Be Skinny, Be Muscular, Be Something Else
Around 3.6 billion users worldwide are impacted by the endless content available on social media. The appearance-related content, at many times, portrays an esteemed version of bodies that are mostly unrealistic but still cause a rise in insecurities and harmful expectations for one’s own body. The representation of societies’ “ideal” body types likely causes younger generations to want to reach similar body expectations leading to unhealthy habits, harmful mental impacts, and possibly eating disorders. Thus, the impact this has on the perception of one’s body negatively affects people mentally and physically.
Photo obtained from psychologytoday
Social Media is filled with peers, celebrities, strangers, and advertisements that present bodies in the best light possible, and this type of representation can cause self-dissatisfaction. According to Insider, the hashtag fitspo plays a role in the trend of self-deprecation, which means to under-value oneself. The #fitspo content, popular on Instagram, intended to encourage individuals to live a healthier lifestyle. However, the impact differs from the original intention, and the hashtag, which has over 70 million posts, has glorified slenderness and muscular figures. Desiring a “perfect” body is likely to provide a mentality that your body is not “good enough” because it doesn’t look like what you see on the screen.

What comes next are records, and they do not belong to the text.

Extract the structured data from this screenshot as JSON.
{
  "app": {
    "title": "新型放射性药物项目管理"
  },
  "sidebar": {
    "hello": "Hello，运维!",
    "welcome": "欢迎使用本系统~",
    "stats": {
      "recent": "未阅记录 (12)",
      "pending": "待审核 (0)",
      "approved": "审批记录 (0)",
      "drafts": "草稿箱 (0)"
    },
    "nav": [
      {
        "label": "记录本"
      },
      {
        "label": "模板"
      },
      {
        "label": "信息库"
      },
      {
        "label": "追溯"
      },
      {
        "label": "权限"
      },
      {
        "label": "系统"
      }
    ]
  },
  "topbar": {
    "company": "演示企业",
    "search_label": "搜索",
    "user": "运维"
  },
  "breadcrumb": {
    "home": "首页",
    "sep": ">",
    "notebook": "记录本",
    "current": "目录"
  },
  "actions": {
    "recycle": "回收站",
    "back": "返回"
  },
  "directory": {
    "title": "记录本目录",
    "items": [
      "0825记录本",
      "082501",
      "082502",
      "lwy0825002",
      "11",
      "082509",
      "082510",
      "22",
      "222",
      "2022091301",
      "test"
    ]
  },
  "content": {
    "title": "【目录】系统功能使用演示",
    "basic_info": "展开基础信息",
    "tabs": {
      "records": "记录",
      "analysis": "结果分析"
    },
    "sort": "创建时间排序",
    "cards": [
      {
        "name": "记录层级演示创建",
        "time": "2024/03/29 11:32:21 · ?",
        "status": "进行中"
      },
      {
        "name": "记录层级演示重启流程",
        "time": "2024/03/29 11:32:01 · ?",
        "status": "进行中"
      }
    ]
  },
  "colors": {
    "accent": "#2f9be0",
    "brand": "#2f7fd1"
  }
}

In many cases, the harms of self-deprecation and rise in insecurities from scrolling through social media can result in depression, eating disorders, negative moods, and other negative mental/physical impacts related to body image. The correlations between time spent on social media by teenage girls and the development of negative body image and eating disorders are shown through a study conducted in 2011 by the University of Haifa. Additionally, it was recorded that one-third of adults in the UK say to have felt anxiety and depression due to body image issues. These negative effects demonstrate how harmful an effect on body image can be.
To consider the positives, social media can be beneficial toward body image if the representation moves away from mainly portraying “ideal” bodies to show all types. The body-positive movement on TikTok has helped open up the lies about how bodies look by portraying realistic representations.
Nonetheless, the content available on social media is vast, and harmful effects are one click away depending on how much is explored. An 11th grader, who wishes to be anonymous, agrees. “I definitely feel insecure at times looking at others [on social media], especially when watching people dance. I’m a dancer...”
Hitha Sunkara, from Cerritos High School, stated “Social media has impacted how I view my body in a negative way because I feel that hearing everyone’s thoughts on the pictures you post make a negative impact on how I look at myself.”
Experiences can vary but the content available has the potential to harm one’s body image due to the unwritten expectation of how individuals are supposed to look. Social media can encourage a be skinny, be muscular, be something else mentality, so it is helpful to be mindful of how much care is given to these platforms.